Assign weights to each checklist item based on your specific context. Then score each candidate tool against the criteria. This turns an emotional purchase decision — "this tool has the highest accuracy number on the vendor's blog post" — into a structured, defensible evaluation.

A final warning: a single number on a conference slide is not an evaluation.
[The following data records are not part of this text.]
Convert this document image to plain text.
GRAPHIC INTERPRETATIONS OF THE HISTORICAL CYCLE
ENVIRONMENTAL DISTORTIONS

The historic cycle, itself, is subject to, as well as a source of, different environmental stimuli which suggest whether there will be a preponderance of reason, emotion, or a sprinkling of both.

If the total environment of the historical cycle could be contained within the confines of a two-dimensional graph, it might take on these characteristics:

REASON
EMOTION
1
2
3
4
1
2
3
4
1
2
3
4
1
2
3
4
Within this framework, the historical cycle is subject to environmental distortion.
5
The tool that catches 95% of GPT-4 code in a controlled lab study may catch only 40% of GPT-4o code in a real classroom with real students using real prompting strategies. The checklist above is designed to surface those gaps before you deploy, not after you've already referred a student to the honor board based on a false positive.

Evaluate carefully. Your students — and your department's integrity process — depend on it.